Russian Church rep expelled from Bulgaria, banned from N. Macedonia—Church responds

Sofia, September 22, 2023

Photo: Telegram Photo: Telegram     

The head of the Russian Orthodox Church’s representation Church of St. Nicholas in Sofia and two others were expelled from Bulgaria yesterday.

The Bulgarian authorities “considered Fr. Vassian (Zmeev) a threat to national security,” the Russian embassy in Sofia told TASS.

According to the Bulgarian Security Service, “There is information about the actions of these persons related to the implementation of various elements of the Russian Federation’s hybrid strategy to purposefully influence the socio-political processes in the Republic of Bulgaria in favor of Russian geopolitical interests.”

Russian ambassador to Bulgaria Eleonora Mitrofanova explains that Fr. Vassian, Fr. Evgeny Pavelchuk (secretary of the podvoriye), and another church employee “were summoned to the migration service, where they were told that they pose a threat to Bulgarian national security and must leave the country today.”

They were then put in a police van and taken to their homes and the church to gather their things before being taken to the border with Serbia, the ambassador said.

The Church representatives are also banned from returning to Bulgaria for five years.

The expulsion comes just a few days after Fr. Vassian was also banned from entering North Macedonia, which he had previously visited several times during his time in Sofia. Fr. Vassian has been serving in the Sofia church for five years, and last year he was also appointed to represent the Russian Church to the newly autocephalous Macedonian Orthodox Church-Ohrid Archbishopric.

The Russian Church’s Department for External Church Relations issued a statement yesterday “strongly protesting against the unjustified expulsion of its representatives from Bulgaria.”
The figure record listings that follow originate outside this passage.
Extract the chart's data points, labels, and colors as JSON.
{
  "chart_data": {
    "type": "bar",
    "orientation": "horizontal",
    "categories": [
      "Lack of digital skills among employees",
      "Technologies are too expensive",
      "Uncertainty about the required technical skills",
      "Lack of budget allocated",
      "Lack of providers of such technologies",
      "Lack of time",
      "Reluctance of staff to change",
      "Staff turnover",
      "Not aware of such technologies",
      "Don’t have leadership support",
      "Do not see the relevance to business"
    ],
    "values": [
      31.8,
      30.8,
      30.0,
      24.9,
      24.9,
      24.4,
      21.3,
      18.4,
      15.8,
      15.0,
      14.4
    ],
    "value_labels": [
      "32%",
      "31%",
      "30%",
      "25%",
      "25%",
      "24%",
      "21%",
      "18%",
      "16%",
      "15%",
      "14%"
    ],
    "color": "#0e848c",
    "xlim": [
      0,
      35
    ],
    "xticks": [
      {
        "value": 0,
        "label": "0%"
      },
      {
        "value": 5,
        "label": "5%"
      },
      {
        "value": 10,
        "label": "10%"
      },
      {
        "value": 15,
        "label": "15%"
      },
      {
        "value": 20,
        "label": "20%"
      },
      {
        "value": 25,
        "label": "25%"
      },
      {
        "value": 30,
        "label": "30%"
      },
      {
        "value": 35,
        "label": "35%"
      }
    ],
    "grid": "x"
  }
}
“The expulsion of the clergy, whose vocation is to serve God and people, to preach peace and brotherhood between peoples, is an outrageous act dictated by Russophobic motives and a desire to erase the glorious pages of the common history of Bulgaria and Russia,” the DECR states.

The Church of St. Nicholas “has been a symbol of the spiritual unity of our fraternal peoples for past hundred years,” the statement continues.

The DECR further notes that the church crypt is home the relics of St. Seraphim (Sobolev), who is widely venerated in both the Russian and Bulgarian Churches. However, “The current decision of the authorities also expresses their disrespect for the feelings of the faithful who are now deprived of the opportunity to visit the tomb because of the suppression of the podvoriye’s activities.”

The statement concludes that the “rude measure of police arbitrariness … is aimed at undermining the traditionally friendly relations between the two Sister Churches, with the aim of turning fraternal peoples connected by a common history and a single faith against each other.”

However, “The Moscow and Bulgarian Patriarchates will preserve their centuries-old communion and will not sacrifice the historical memory of our peoples,” the DECR is sure.